Price gouging is only possible when companies face no competition. The FDA has created just such a scenario. In October, a full 2,996 generic drug applications were pending approval or review. At least two of those would have offered allergy sufferers an alternative to Epi-Pens.
But the FDA has stalled both applications. The agency complains that one product uses a slightly different design than Epi-Pen, and that the manufacturer of the other product left some testing data out of the application.
This nitpicking is ridiculous. Researchers developed epinephrine in 1901. It’s now off-patent — as are the older, perfectly effective, designs for injectors. The only thing stopping companies from creating an inexpensive, generic epinephrine injector is FDA lollygagging. In Europe, regulators have approved a handful of competing injectors — and prices are under $100 as a result.
Other firms have similarly taken advantage of the agency’s delays. Turing Pharmaceuticals infamously hiked the price of Daraprim, a medicine used to treat AIDS patients, from $13.50 to $750 overnight. The drug hit the market 62 years ago, so its patent expired long ago. Likewise, Valeant Pharmaceuticals increased the prices of the off-patent heart drugs, Isuprel and Nitropress, by 525 percent and 212 percent.
These companies got away with upping their prices so dramatically because they knew the FDA would take years to approve competing products.
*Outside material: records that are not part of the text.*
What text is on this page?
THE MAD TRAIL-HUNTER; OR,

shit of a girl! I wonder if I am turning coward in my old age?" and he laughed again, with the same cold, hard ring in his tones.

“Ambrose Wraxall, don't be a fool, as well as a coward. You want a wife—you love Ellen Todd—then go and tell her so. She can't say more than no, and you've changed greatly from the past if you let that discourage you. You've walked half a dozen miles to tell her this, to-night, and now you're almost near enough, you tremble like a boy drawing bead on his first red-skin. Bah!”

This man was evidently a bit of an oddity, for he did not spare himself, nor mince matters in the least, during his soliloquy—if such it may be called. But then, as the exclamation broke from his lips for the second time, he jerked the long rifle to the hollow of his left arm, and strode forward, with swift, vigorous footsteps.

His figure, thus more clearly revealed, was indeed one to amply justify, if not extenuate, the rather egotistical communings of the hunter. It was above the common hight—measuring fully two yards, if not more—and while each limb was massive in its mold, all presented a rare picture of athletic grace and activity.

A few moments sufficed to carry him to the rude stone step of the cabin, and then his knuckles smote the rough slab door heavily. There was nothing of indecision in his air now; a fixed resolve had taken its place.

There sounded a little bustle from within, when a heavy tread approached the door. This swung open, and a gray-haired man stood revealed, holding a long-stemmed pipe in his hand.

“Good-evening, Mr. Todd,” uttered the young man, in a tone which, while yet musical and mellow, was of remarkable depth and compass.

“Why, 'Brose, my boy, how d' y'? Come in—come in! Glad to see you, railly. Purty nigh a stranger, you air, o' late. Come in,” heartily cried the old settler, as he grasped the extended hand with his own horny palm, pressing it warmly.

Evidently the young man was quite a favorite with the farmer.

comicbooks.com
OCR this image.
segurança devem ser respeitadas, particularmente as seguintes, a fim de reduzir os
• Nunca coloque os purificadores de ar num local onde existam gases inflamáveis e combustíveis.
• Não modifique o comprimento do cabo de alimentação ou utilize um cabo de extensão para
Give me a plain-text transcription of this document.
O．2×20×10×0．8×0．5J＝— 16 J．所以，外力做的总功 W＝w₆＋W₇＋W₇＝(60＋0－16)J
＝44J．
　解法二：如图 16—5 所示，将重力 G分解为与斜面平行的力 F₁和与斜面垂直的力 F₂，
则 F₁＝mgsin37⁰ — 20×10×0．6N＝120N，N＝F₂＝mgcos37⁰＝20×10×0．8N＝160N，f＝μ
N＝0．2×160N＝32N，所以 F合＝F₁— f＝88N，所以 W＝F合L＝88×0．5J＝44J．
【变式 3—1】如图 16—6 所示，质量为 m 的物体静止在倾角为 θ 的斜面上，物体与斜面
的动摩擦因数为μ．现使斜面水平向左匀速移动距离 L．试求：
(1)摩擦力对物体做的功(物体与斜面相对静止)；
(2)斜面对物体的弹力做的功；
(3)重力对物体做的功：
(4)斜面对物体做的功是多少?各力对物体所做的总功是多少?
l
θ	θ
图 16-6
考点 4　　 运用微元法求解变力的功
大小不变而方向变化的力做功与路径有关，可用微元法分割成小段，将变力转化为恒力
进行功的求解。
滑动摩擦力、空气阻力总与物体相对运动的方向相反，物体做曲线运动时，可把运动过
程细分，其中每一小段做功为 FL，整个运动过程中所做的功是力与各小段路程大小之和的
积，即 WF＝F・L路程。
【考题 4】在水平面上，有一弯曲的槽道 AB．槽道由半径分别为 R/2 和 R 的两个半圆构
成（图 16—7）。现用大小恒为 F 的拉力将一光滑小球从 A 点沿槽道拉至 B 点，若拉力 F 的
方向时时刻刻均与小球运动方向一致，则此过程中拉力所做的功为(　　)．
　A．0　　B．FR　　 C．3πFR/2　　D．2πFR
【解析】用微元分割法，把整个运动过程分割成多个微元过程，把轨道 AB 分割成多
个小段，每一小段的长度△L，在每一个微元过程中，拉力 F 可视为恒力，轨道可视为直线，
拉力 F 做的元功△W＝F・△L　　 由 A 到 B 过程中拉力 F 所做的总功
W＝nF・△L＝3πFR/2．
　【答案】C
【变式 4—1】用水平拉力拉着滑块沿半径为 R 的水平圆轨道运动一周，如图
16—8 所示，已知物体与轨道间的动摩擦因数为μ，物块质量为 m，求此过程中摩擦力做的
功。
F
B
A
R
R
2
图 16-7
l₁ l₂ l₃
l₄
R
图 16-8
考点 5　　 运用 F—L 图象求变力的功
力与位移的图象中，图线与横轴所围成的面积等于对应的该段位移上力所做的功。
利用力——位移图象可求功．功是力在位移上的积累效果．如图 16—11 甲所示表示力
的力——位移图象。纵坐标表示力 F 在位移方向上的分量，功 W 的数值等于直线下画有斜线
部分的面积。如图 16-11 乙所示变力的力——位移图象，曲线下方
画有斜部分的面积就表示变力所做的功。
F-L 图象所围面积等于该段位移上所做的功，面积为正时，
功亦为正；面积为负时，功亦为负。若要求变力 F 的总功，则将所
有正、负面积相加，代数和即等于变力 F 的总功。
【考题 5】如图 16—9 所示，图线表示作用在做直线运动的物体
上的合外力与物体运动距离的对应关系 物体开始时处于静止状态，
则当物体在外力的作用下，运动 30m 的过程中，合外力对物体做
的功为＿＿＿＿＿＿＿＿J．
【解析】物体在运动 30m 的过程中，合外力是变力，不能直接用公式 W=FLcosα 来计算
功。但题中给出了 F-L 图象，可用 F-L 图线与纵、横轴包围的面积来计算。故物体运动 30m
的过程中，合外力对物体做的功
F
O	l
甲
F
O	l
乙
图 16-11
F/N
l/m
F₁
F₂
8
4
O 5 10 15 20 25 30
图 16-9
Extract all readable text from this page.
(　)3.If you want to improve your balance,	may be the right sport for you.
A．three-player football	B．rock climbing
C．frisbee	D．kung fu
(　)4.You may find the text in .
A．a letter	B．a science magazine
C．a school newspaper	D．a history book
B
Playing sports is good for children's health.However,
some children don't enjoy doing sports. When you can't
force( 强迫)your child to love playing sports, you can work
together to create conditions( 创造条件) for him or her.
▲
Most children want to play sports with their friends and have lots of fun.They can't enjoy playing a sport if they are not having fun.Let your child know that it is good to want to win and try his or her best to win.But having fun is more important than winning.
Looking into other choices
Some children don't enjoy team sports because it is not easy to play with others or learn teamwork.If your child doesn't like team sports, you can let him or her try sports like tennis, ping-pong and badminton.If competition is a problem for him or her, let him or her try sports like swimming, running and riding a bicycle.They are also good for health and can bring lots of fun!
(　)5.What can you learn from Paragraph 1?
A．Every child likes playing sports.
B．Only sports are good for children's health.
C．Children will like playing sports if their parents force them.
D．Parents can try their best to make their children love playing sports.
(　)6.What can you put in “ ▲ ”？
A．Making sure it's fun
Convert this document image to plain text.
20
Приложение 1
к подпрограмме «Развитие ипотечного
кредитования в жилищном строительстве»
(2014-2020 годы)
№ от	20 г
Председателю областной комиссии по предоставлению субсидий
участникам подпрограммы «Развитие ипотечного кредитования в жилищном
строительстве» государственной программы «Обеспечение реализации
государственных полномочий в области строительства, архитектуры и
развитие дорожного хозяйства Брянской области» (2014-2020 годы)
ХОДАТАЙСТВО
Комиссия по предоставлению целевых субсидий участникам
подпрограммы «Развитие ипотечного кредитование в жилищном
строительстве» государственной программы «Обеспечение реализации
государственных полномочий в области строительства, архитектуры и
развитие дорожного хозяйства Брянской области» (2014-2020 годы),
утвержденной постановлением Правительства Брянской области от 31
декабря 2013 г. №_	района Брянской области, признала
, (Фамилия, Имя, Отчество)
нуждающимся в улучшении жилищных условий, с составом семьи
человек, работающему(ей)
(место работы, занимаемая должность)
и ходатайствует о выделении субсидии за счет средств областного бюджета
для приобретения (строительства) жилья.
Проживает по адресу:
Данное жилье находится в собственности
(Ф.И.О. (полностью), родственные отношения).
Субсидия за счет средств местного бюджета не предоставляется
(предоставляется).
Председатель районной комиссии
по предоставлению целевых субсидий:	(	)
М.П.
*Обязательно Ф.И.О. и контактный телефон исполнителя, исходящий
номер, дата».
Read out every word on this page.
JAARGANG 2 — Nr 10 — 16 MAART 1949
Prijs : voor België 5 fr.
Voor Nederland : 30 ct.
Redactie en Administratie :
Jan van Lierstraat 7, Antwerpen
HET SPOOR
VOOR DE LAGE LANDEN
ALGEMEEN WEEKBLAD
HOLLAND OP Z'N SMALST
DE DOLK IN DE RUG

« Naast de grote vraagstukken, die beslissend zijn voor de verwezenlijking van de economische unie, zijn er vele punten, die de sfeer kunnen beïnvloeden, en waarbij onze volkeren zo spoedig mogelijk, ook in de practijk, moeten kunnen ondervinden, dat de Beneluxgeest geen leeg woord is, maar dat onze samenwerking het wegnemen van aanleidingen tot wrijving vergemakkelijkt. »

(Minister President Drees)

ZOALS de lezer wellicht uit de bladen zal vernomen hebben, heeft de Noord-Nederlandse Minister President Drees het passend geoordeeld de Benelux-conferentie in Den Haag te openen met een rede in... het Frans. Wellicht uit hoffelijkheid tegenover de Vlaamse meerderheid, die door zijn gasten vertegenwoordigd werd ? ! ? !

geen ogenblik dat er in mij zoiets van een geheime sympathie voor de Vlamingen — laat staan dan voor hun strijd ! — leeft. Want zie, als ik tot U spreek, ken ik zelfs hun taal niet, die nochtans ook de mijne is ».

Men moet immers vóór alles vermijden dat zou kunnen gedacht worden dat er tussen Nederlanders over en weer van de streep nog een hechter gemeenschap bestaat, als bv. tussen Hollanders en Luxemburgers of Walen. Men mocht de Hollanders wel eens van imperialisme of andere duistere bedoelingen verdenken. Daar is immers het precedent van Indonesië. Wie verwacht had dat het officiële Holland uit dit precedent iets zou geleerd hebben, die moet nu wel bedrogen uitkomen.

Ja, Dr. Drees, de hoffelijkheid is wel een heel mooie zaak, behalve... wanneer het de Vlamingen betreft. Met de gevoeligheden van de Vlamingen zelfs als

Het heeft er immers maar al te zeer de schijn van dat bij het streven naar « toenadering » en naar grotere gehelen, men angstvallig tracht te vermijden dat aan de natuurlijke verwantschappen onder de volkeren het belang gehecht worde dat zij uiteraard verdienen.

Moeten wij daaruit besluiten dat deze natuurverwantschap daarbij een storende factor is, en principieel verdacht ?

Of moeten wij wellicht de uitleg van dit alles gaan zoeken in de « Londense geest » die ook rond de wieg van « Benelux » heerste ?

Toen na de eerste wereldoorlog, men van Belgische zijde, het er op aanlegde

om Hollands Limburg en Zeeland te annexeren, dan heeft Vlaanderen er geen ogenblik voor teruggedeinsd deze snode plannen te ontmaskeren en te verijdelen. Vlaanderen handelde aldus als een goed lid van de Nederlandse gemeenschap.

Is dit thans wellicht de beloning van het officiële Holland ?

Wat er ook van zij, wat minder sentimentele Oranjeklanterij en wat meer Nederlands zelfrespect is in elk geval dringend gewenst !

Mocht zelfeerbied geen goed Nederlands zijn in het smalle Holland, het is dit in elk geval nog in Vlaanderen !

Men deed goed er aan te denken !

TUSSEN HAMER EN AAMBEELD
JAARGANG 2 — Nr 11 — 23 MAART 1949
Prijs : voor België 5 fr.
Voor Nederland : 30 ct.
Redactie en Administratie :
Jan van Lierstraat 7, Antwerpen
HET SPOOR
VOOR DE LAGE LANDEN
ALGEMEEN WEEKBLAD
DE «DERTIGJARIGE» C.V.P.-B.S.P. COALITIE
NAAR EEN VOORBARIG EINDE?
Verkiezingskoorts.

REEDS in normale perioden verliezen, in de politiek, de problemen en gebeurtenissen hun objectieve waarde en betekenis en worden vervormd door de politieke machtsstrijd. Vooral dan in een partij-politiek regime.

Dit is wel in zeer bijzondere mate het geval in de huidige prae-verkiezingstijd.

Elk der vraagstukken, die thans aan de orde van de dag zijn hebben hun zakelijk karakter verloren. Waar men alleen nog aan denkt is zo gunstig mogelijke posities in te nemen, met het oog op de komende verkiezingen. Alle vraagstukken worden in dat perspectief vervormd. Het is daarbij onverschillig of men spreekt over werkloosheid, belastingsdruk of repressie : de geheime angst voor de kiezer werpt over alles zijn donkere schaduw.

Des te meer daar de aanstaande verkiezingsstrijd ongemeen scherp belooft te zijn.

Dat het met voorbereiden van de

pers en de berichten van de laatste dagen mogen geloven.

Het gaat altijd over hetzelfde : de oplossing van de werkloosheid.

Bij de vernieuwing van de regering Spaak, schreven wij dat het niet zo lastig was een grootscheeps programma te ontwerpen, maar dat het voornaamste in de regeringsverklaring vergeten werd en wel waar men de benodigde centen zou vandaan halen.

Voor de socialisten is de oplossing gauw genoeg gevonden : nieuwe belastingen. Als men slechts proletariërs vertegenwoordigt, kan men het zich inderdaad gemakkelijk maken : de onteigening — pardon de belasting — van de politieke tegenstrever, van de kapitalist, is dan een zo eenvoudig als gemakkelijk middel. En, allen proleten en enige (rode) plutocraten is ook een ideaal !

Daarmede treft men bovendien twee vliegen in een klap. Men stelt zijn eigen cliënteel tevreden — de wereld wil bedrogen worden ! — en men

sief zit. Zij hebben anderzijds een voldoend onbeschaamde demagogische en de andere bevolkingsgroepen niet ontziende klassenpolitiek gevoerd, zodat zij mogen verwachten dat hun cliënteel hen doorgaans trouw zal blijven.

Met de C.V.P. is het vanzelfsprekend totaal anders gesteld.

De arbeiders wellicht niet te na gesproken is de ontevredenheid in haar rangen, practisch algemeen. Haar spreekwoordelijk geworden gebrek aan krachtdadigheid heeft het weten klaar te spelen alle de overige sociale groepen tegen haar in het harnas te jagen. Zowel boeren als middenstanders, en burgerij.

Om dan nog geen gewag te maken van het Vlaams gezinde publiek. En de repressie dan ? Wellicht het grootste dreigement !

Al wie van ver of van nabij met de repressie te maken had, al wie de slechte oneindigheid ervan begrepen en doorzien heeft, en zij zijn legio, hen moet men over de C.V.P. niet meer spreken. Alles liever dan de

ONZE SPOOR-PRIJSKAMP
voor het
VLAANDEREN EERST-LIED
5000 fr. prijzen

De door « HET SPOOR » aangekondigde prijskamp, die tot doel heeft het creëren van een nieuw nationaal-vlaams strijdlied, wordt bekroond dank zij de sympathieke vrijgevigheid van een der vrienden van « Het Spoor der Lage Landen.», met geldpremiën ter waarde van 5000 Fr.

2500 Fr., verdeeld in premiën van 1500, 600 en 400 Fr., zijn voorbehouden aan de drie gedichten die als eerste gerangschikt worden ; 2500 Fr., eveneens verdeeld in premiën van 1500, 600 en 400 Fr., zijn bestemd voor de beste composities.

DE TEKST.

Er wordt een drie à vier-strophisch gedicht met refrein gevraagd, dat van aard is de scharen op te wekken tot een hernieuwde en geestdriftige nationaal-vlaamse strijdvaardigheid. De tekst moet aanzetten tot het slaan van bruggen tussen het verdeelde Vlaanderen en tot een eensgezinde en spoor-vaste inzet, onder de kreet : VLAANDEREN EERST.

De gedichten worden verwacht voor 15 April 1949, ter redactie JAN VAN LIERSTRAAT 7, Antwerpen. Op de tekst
When manufacturers introduce generic drugs to the market, prices plummet. The introduction of a second generic drug cuts brand-name drug prices in half, on average. And as more generics gain approval, the price of a drug can drop by as much as 94 percent, according to a study ironically published by the FDA.
If policymakers want to prevent price gouging, they simply need to enable the FDA to approve applications far quicker than the current average of 47 months. The Senate is already considering a bill that would require the FDA to approve or reject generic drug applications in 150 days or less. And policymakers are currently reworking a bill that allows the FDA to raise hundreds of millions in revenue to ensure it can complete this mission.
Instead of enacting these targeted solutions, many of our leaders are on the warpath against the research firms that spend billions of dollars to create innovative new medicines. They’re calling for all manner of direct and indirect price controls — including a cap on drug prices in California, importing price-controlled medicines from abroad, and giving Medicare de facto authority to dictate prescription drug prices.
Inventing and bringing a new drug to market is a risky and expensive endeavor. It costs about $2.6 billion and takes 10 years.
When a company does strike gold — developing a unique product and gaining FDA approval — restricting competition for a limited time makes sense. Patents give the company a chance to recoup its massive investment in research and development, and ultimately reinvest its profits in developing other new treatments.
Price controls would take away the financial rewards of drug development. So companies wouldn’t take the risk to tackle our toughest diseases.
We’d lose out on lifesaving new medicines. Between 1999 and 2006, thanks largely to pharmaceutical innovation, the mortality rate for cardiovascular disease — the number one killer in America — dropped 29 percent.
It’s worth paying for truly innovative drugs. But once medicines go off patent, there’s no reason for consumers to continue shelling out top dollar. Speeding the generic drug approval process would introduce competition, slash prices and prevent rapacious behavior. Patients will suffer if our leaders neglect this straightforward, targeted solution and instead clobber the entire pharmaceutical industry with price controls that deter risk-taking and innovation.